Dixon, 24, was working full time as a hospital medical assistant when she was laid off. Now she has five kids and little to wear on job interviews beyond old scrubs and street clothes.

So here she is at the small Northeast Washington offices of Dress for Success.

"We're gonna get you a Gmail account, and let's work on that résumé, okay?" says Jen McNulty, executive director of the nonprofit group, after giving Dixon's new look her approval and directing her to the bank of four computers -- the new career center.

"At first, the mission was suits. Get these women suited up to find work," McNulty says.

But in the past year, as unemployment rates rose to double-digit figures -- 11.2 percent in August for the District, the highest since 1983 -- the suit place has become so much more than a boutique.

"They need to get money for food. Money to get back on the bus. Encouragement. Skills training. This year, we've seen the highest numbers come in looking for all kinds of help," said Melissa Frazier, program manager at Dress for Success. "I become a cheerleader, a counselor, a life coach."

She remembers the woman who came in to get a suit after losing her job as a manager at a pretty big downtown restaurant. When she lifted her shirt to try some clothes on, everyone sucked in a quick gasp. There were stitches crisscrossing gashes all over her middle.

"It was a domestic violence situation. She had been stabbed over and over again," McNulty says. In the drama of it all, she lost her job, her home and her dignity. Dress for Success helped her get housing, food and, eventually, a job in another D.C. restaurant.

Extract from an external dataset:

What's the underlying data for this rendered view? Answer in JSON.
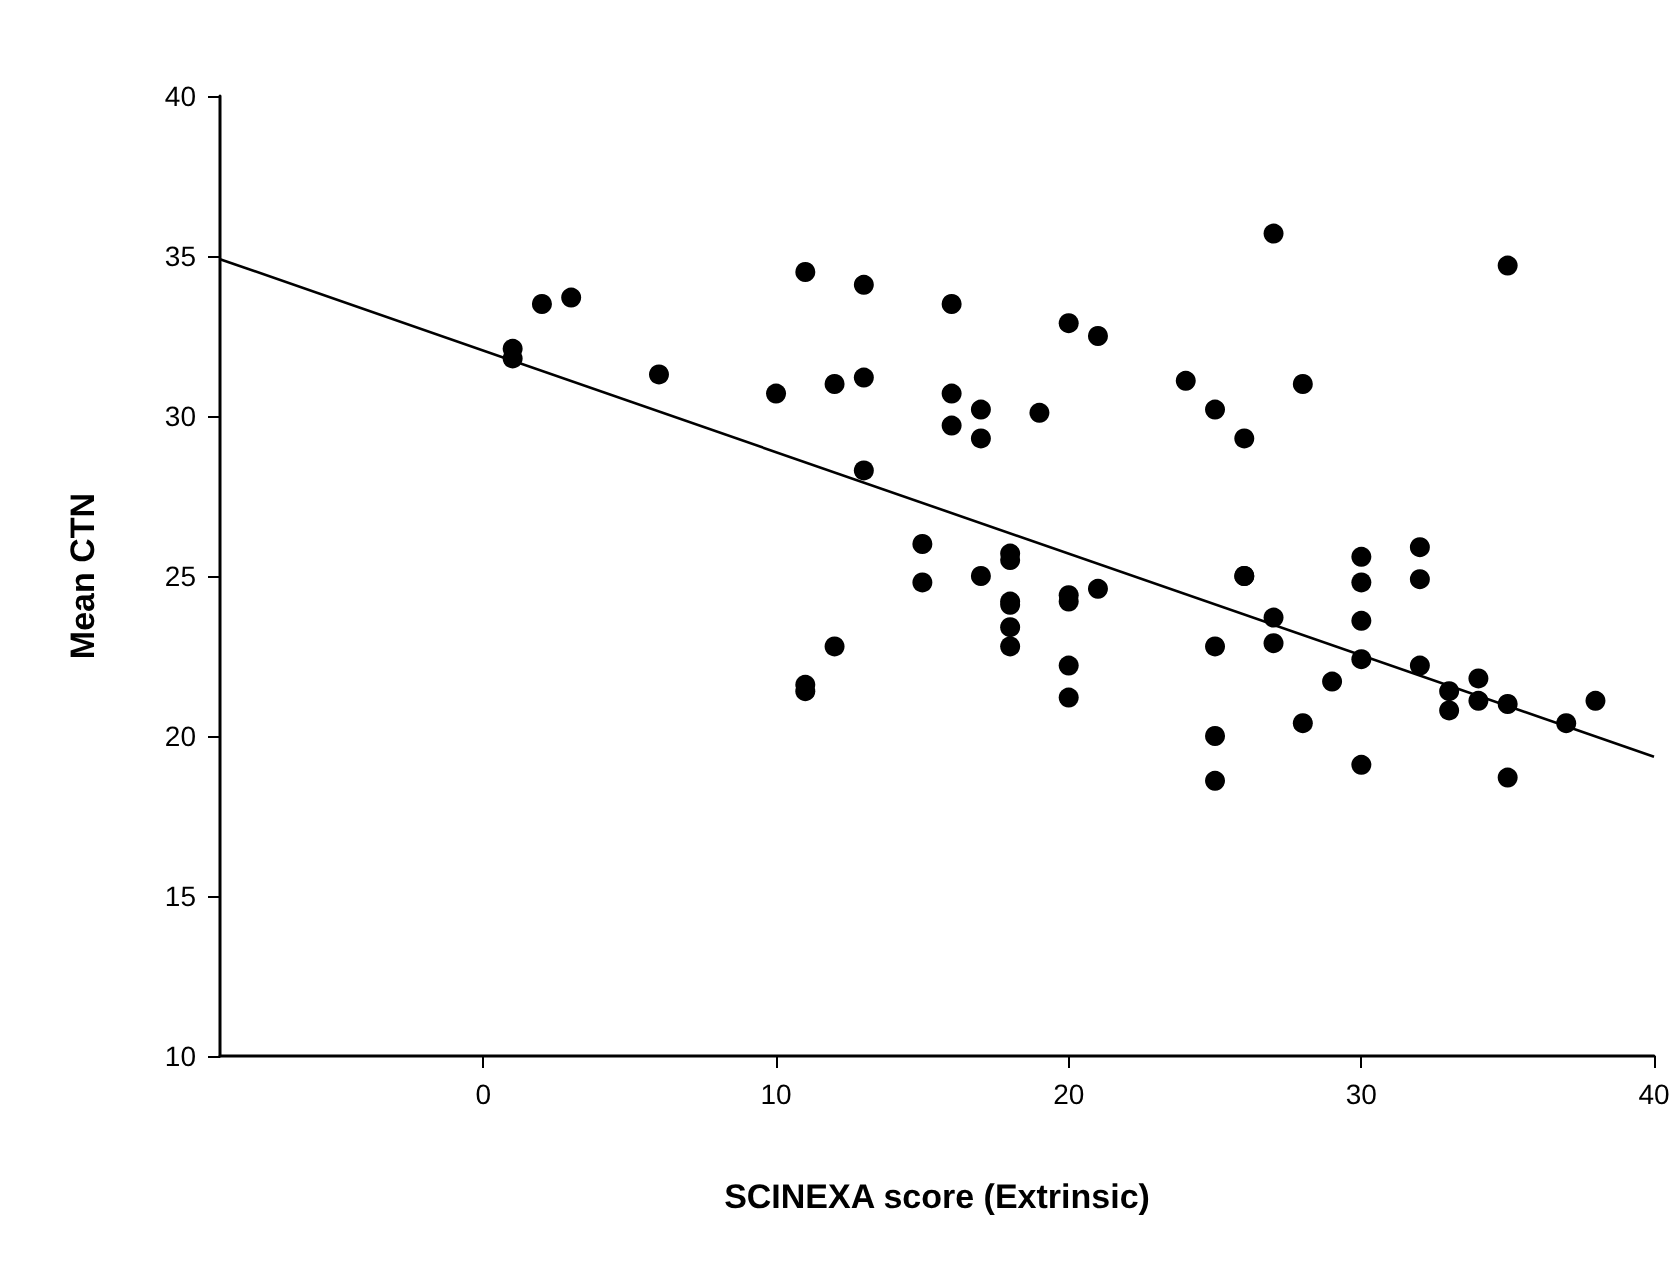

So here we have a nonprofit that started as a nice way to get the ladies-who-lunch crowd to give up last season's Chanel in the back of their walk-in closets that is now helping to hold together our social fabric.

But while business is booming for a place such as Dress for Success, the government aid it received -- a District earmark of $250,000 was more than half of the organization's operating budget last year -- has vanished. So its leaders are scrambling to make up the difference with donations and hope an Oct. 19 luncheon fundraiser at the W Hotel, featuring Michelle Fenty, will bring an infusion of cash.

Meanwhile, they are expanding their workload as government agencies cut back on social services and a population already in peril has even fewer places to turn.

Stepping in are such volunteers as Portia Johnson, Barbara Armes and Kristen Zastrow, three retired federal workers with a combined 107 years of work experience. They come in one or two days a week to sort clothes and teach women how to reclaim their lives.

"It's not just about getting a job. Some of them don't know how to keep a job," says Johnson, 63, who put in 38 years at the Environmental Protection Agency and now mentors women on accessorizing, etiquette and basic job skills.

They have women with MBAs who were laid off and can't meet the volunteers' eyes because they are not used to charity. They have women who start sobbing in the dressing room. "They look at themselves in the mirror and just start crying because they've never had a suit on before," Armes says.

Or they burst out of the door sashaying in something three sizes too small, resulting in a decidedly after-five aura.

" 'You're not going to the go-go,' I have to tell them. 'You are looking for a job,' " Armes said.

On this day, Dixon gets a shopping bag for her suit and hugs everyone as she leaves. She has two job interviews lined up.

I head home to yank that small suit out of its time capsule. It's going to do a lot more good here than inside my closet.